2. La place de la vaccination dans la lutte contre la pandémie

Le faible impact des campagnes nationales de vaccination pandémique relativise la portée des enseignements que l'on peut tirer de la vaccination H1N1 en ce qui concerne l'efficacité de la réponse vaccinale à une pandémie grippale.

Cette première expérience permet cependant de s'interroger sur la possibilité de disposer à temps de vaccins, sur l'utilité de la vaccination - notamment dans un cas comme celui du virus A (H1N1)v, globalement peu pathogène mais pouvant cependant provoquer des cas graves de surinfection virale - d'envisager des pistes de réflexions sur les moyens de définir un usage plus efficace de la vaccination pandémique.

a) Les limites de l'efficacité des campagnes de vaccination

Les délais de mise à disposition des vaccins

En dépit de la rapidité de diffusion de l'épidémie, les pays européens se sont trouvés, au moment du déclenchement de la pandémie, dans les meilleures conditions de délai possibles pour espérer pouvoir lancer la production de vaccin avant d'être gagnés par une pandémie qui avait débuté en mars-avril au Mexique et au Sud des Etats-Unis et qui s'est d'abord propagée dans l'hémisphère Sud.

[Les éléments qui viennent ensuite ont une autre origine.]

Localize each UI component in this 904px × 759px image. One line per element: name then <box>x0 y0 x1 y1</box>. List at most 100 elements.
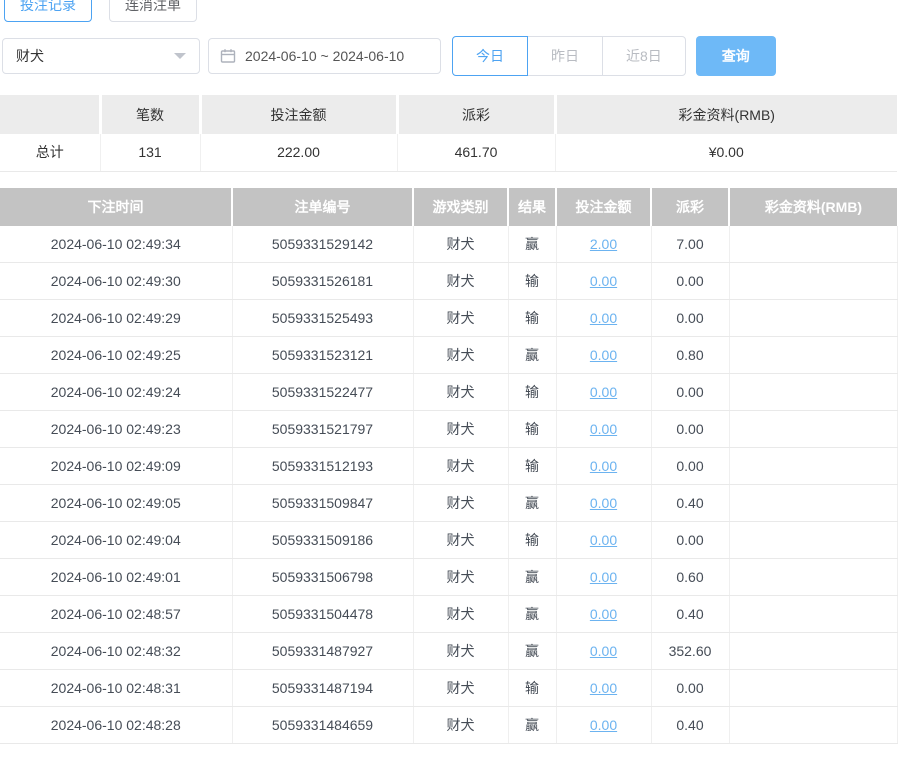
bonus-cell <box>729 485 897 522</box>
summary-table: 笔数 投注金额 派彩 彩金资料(RMB) 总计 131 222.00 461.7… <box>0 95 897 172</box>
bet-amount-cell: 0.00 <box>556 670 651 707</box>
payout-cell: 0.00 <box>651 411 729 448</box>
summary-header-count: 笔数 <box>100 95 200 134</box>
bonus-cell <box>729 596 897 633</box>
result-cell: 输 <box>508 448 556 485</box>
game-type-cell: 财犬 <box>413 300 508 337</box>
payout-cell: 0.00 <box>651 300 729 337</box>
tab-cancelled-orders[interactable]: 连消注单 <box>109 0 197 22</box>
bonus-cell <box>729 411 897 448</box>
chevron-down-icon <box>174 53 186 59</box>
result-cell: 输 <box>508 263 556 300</box>
game-type-cell: 财犬 <box>413 559 508 596</box>
bonus-cell <box>729 448 897 485</box>
result-cell: 输 <box>508 522 556 559</box>
bet-time-cell: 2024-06-10 02:49:01 <box>0 559 232 596</box>
bet-amount-link[interactable]: 0.00 <box>590 273 617 289</box>
records-table-head-row: 下注时间注单编号游戏类别结果投注金额派彩彩金资料(RMB) <box>0 188 897 226</box>
bet-amount-link[interactable]: 0.00 <box>590 421 617 437</box>
column-header: 下注时间 <box>0 188 232 226</box>
column-header: 游戏类别 <box>413 188 508 226</box>
bet-amount-cell: 0.00 <box>556 448 651 485</box>
bet-amount-link[interactable]: 0.00 <box>590 717 617 733</box>
payout-cell: 0.40 <box>651 707 729 744</box>
result-cell: 输 <box>508 411 556 448</box>
game-type-cell: 财犬 <box>413 522 508 559</box>
table-row: 2024-06-10 02:48:315059331487194财犬输0.000… <box>0 670 897 707</box>
payout-cell: 0.00 <box>651 522 729 559</box>
bet-amount-cell: 0.00 <box>556 707 651 744</box>
summary-header-empty <box>0 95 100 134</box>
table-row: 2024-06-10 02:49:255059331523121财犬赢0.000… <box>0 337 897 374</box>
table-row: 2024-06-10 02:48:575059331504478财犬赢0.000… <box>0 596 897 633</box>
payout-cell: 0.00 <box>651 374 729 411</box>
bet-amount-link[interactable]: 0.00 <box>590 569 617 585</box>
bet-amount-link[interactable]: 0.00 <box>590 458 617 474</box>
today-button[interactable]: 今日 <box>452 36 528 76</box>
table-row: 2024-06-10 02:48:285059331484659财犬赢0.000… <box>0 707 897 744</box>
bet-time-cell: 2024-06-10 02:48:28 <box>0 707 232 744</box>
date-range-picker[interactable]: 2024-06-10 ~ 2024-06-10 <box>208 38 441 74</box>
game-type-cell: 财犬 <box>413 374 508 411</box>
payout-cell: 0.00 <box>651 448 729 485</box>
table-row: 2024-06-10 02:49:235059331521797财犬输0.000… <box>0 411 897 448</box>
summary-header-bonus: 彩金资料(RMB) <box>555 95 897 134</box>
bet-time-cell: 2024-06-10 02:49:25 <box>0 337 232 374</box>
column-header: 注单编号 <box>232 188 413 226</box>
records-table: 下注时间注单编号游戏类别结果投注金额派彩彩金资料(RMB) 2024-06-10… <box>0 188 898 745</box>
order-id-cell: 5059331504478 <box>232 596 413 633</box>
bonus-cell <box>729 633 897 670</box>
table-row: 2024-06-10 02:49:015059331506798财犬赢0.000… <box>0 559 897 596</box>
summary-total-bonus: ¥0.00 <box>555 134 897 171</box>
result-cell: 赢 <box>508 337 556 374</box>
order-id-cell: 5059331506798 <box>232 559 413 596</box>
result-cell: 赢 <box>508 596 556 633</box>
bet-amount-link[interactable]: 0.00 <box>590 384 617 400</box>
bet-time-cell: 2024-06-10 02:48:31 <box>0 670 232 707</box>
bet-amount-link[interactable]: 0.00 <box>590 532 617 548</box>
game-select[interactable]: 财犬 <box>2 38 200 74</box>
bonus-cell <box>729 263 897 300</box>
bet-amount-link[interactable]: 0.00 <box>590 643 617 659</box>
game-type-cell: 财犬 <box>413 633 508 670</box>
game-select-value: 财犬 <box>16 46 44 66</box>
bet-amount-link[interactable]: 0.00 <box>590 310 617 326</box>
order-id-cell: 5059331523121 <box>232 337 413 374</box>
result-cell: 赢 <box>508 559 556 596</box>
bet-time-cell: 2024-06-10 02:49:24 <box>0 374 232 411</box>
order-id-cell: 5059331484659 <box>232 707 413 744</box>
records-table-body: 2024-06-10 02:49:345059331529142财犬赢2.007… <box>0 226 897 744</box>
bonus-cell <box>729 707 897 744</box>
order-id-cell: 5059331526181 <box>232 263 413 300</box>
yesterday-button[interactable]: 昨日 <box>527 36 603 76</box>
bet-amount-link[interactable]: 0.00 <box>590 347 617 363</box>
result-cell: 赢 <box>508 485 556 522</box>
order-id-cell: 5059331529142 <box>232 226 413 263</box>
bet-amount-cell: 0.00 <box>556 485 651 522</box>
bet-amount-cell: 0.00 <box>556 596 651 633</box>
bet-amount-link[interactable]: 0.00 <box>590 606 617 622</box>
last-8-days-button[interactable]: 近8日 <box>602 36 686 76</box>
payout-cell: 0.80 <box>651 337 729 374</box>
query-button[interactable]: 查询 <box>696 36 776 76</box>
table-row: 2024-06-10 02:49:305059331526181财犬输0.000… <box>0 263 897 300</box>
bet-time-cell: 2024-06-10 02:49:30 <box>0 263 232 300</box>
result-cell: 输 <box>508 374 556 411</box>
summary-total-count: 131 <box>100 134 200 171</box>
bet-time-cell: 2024-06-10 02:49:09 <box>0 448 232 485</box>
bet-amount-link[interactable]: 0.00 <box>590 680 617 696</box>
payout-cell: 0.40 <box>651 596 729 633</box>
bonus-cell <box>729 337 897 374</box>
table-row: 2024-06-10 02:49:345059331529142财犬赢2.007… <box>0 226 897 263</box>
payout-cell: 0.00 <box>651 670 729 707</box>
summary-total-bet-amount: 222.00 <box>200 134 397 171</box>
column-header: 结果 <box>508 188 556 226</box>
tab-bet-records[interactable]: 投注记录 <box>4 0 92 22</box>
quick-date-buttons: 今日 昨日 近8日 <box>452 36 686 76</box>
bet-amount-cell: 0.00 <box>556 300 651 337</box>
bet-amount-link[interactable]: 2.00 <box>590 236 617 252</box>
filter-bar: 财犬 2024-06-10 ~ 2024-06-10 今日 昨日 近8日 查询 <box>2 36 904 76</box>
game-type-cell: 财犬 <box>413 707 508 744</box>
bet-amount-link[interactable]: 0.00 <box>590 495 617 511</box>
bet-amount-cell: 0.00 <box>556 522 651 559</box>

Cependant, en dépit des mesures qui avaient été prises pour hâter leur mise sur le marché, les vaccins ont été disponibles trop tard pour qu'on puisse en attendre un « effet barrière » et dans certains cas peut-être, même pour pouvoir assurer une protection individuelle efficace 163 ( * ) .

Ainsi, au Royaume-Uni, le vaccin est arrivé après la première poussée épidémique survenue pendant les mois de juin et de juillet et, compte tenu du grand nombre des cas peu symptomatiques ou asymptomatiques, il est probable, comme l'a noté le rapport d'évaluation sur la gestion de la pandémie H1N1 au Royaume-Uni, qu'ont été vaccinées à l'automne des personnes qui avaient déjà eu la grippe en juillet.

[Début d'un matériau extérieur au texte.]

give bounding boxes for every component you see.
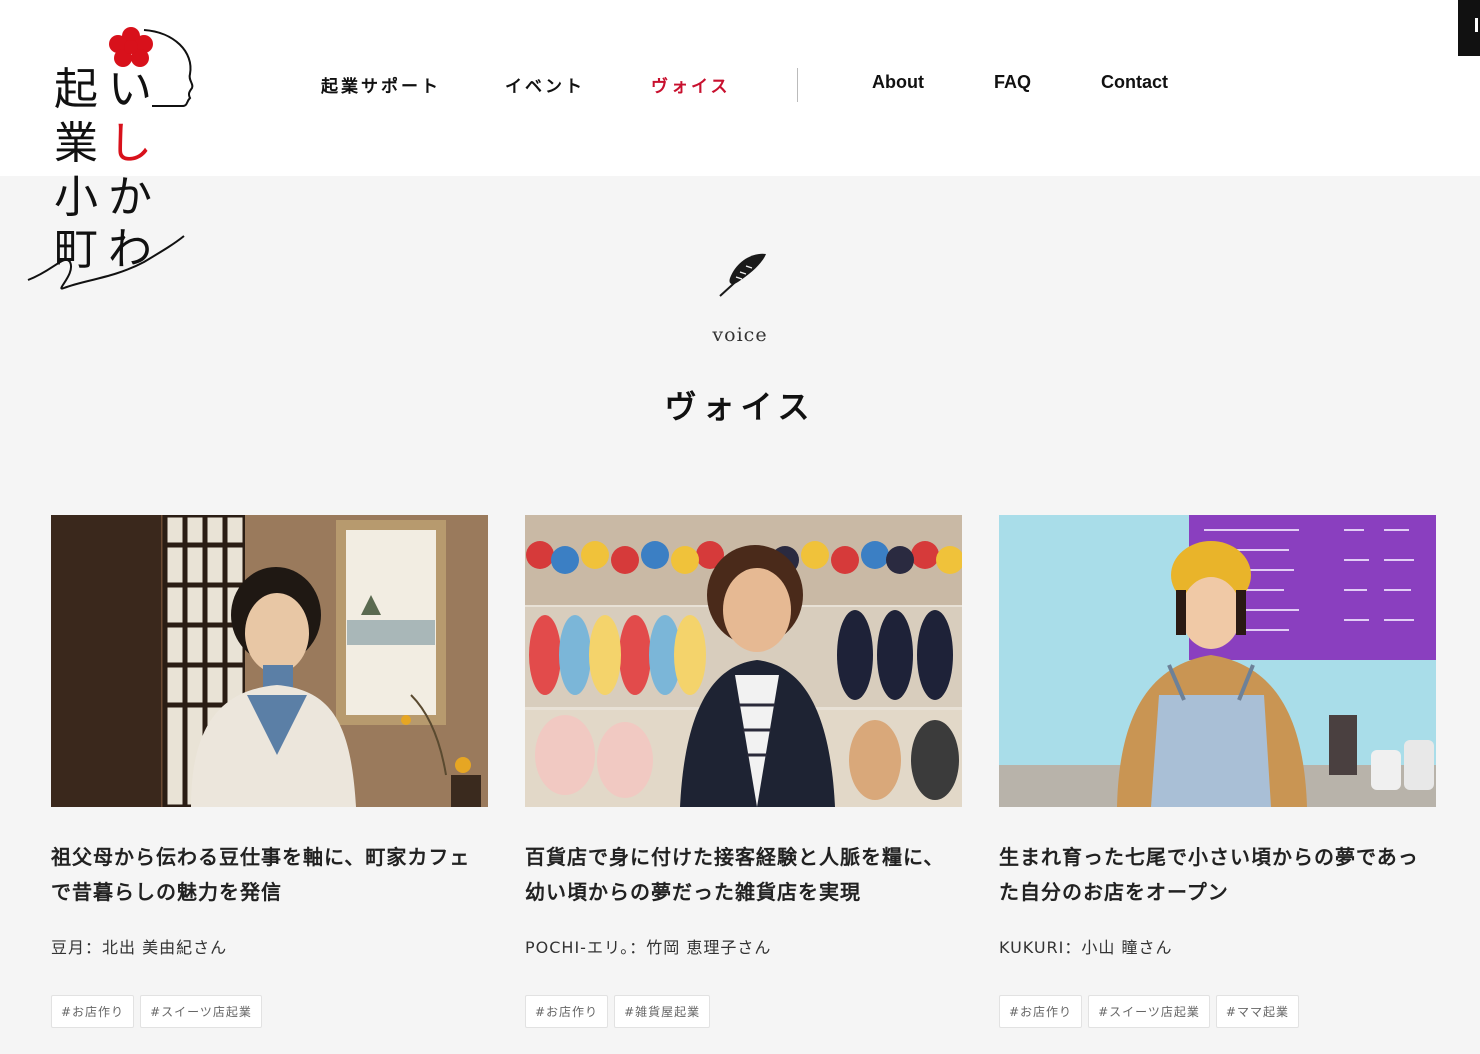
menu-icon [1475, 18, 1478, 32]
card-photo[interactable] [525, 515, 962, 807]
photo-shop-owner [525, 515, 962, 807]
feather-icon [719, 253, 766, 297]
tag[interactable]: #お店作り [51, 995, 135, 1028]
tag-list: #お店作り #雑貨屋起業 [525, 995, 711, 1028]
nav-item-about[interactable]: About [872, 72, 924, 93]
logo-char: 小 [54, 172, 98, 223]
tag[interactable]: #雑貨屋起業 [614, 995, 711, 1028]
card-title[interactable]: 生まれ育った七尾で小さい頃からの夢であった自分のお店をオープン [999, 840, 1436, 910]
card-author: POCHI-エリ。：竹岡 恵理子さん [525, 938, 772, 957]
menu-toggle-button[interactable] [1458, 0, 1480, 56]
tag[interactable]: #お店作り [999, 995, 1083, 1028]
voice-card[interactable]: 百貨店で身に付けた接客経験と人脈を糧に、幼い頃からの夢だった雑貨店を実現 POC… [525, 515, 962, 1028]
logo-char: し [108, 118, 152, 169]
tag-list: #お店作り #スイーツ店起業 #ママ起業 [999, 995, 1299, 1028]
card-author: 豆月：北出 美由紀さん [51, 938, 228, 957]
card-photo[interactable] [51, 515, 488, 807]
tag[interactable]: #ママ起業 [1215, 995, 1299, 1028]
voice-card[interactable]: 祖父母から伝わる豆仕事を軸に、町家カフェで昔暮らしの魅力を発信 豆月：北出 美由… [51, 515, 488, 1028]
tag-list: #お店作り #スイーツ店起業 [51, 995, 262, 1028]
card-author: KUKURI：小山 瞳さん [999, 938, 1173, 957]
logo-char: 起 [54, 64, 98, 115]
card-title[interactable]: 百貨店で身に付けた接客経験と人脈を糧に、幼い頃からの夢だった雑貨店を実現 [525, 840, 962, 910]
logo-char: か [108, 172, 152, 223]
site-logo[interactable]: 起 業 小 町 い し か わ [24, 22, 204, 297]
tag[interactable]: #お店作り [525, 995, 609, 1028]
site-header [0, 0, 1480, 176]
tag[interactable]: #スイーツ店起業 [140, 995, 262, 1028]
nav-item-faq[interactable]: FAQ [994, 72, 1031, 93]
nav-item-support[interactable]: 起業サポート [321, 72, 441, 97]
nav-item-contact[interactable]: Contact [1101, 72, 1168, 93]
photo-cafe-owner-apron [999, 515, 1436, 807]
logo-char: 町 [54, 224, 98, 275]
voice-card[interactable]: 生まれ育った七尾で小さい頃からの夢であった自分のお店をオープン KUKURI：小… [999, 515, 1436, 1028]
nav-item-voice[interactable]: ヴォイス [651, 72, 731, 97]
page-title: ヴォイス [664, 388, 816, 426]
logo-char: わ [108, 224, 152, 275]
card-title[interactable]: 祖父母から伝わる豆仕事を軸に、町家カフェで昔暮らしの魅力を発信 [51, 840, 488, 910]
nav-item-events[interactable]: イベント [505, 72, 585, 97]
photo-cafe-owner [51, 515, 488, 807]
nav-divider [797, 68, 798, 102]
logo-char: い [108, 64, 152, 115]
section-label-en: voice [712, 324, 768, 346]
logo-char: 業 [54, 118, 98, 169]
card-photo[interactable] [999, 515, 1436, 807]
tag[interactable]: #スイーツ店起業 [1088, 995, 1210, 1028]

En France, la vaccination a débuté trop tard pour que les premiers vaccinés soient immunisés avant le début de la vague épidémique (qui a connu son pic pendant la deuxième moitié de novembre), notamment les enfants, qui devaient recevoir deux injections.

L'incidence des stratégies vaccinales sur le taux d'attaque et le nombre des cas graves ou mortels est par ailleurs difficilement décelable, d'autant plus que l'on ne dispose pas de chiffres fiables et encore moins comparables sur le nombre de personnes atteintes - ni même sur celui des cas graves.

Si l'on s'en tient au nombre des décès - celui pour lequel les comparaisons internationales sont sans doute les moins hasardeuses - on constate, sur la base des chiffres rassemblés à la fin d'avril par l'ECDC, que le taux de décès est moins élevé en Pologne (181 cas mortels pour 39 millions d'habitants) qu'en France métropolitaine (312 cas mortels pour 62 millions d'habitants).

De même, la Suède (9,5 millions d'habitants), qui a vacciné quelque 65 % de sa population, comptait 29 décès à la mi-décembre alors qu'il n'y en a eu que 18 en Suisse (7,7 millions d'habitants et un taux de vaccination évalué entre 15 et 30 %) et 19 en Belgique (12,6 millions d'habitants et un taux de vaccination estimé - sans doute largement - à 6 % de la population).


* 163 Audition de M. Bruno Lina du 31 mars 2010.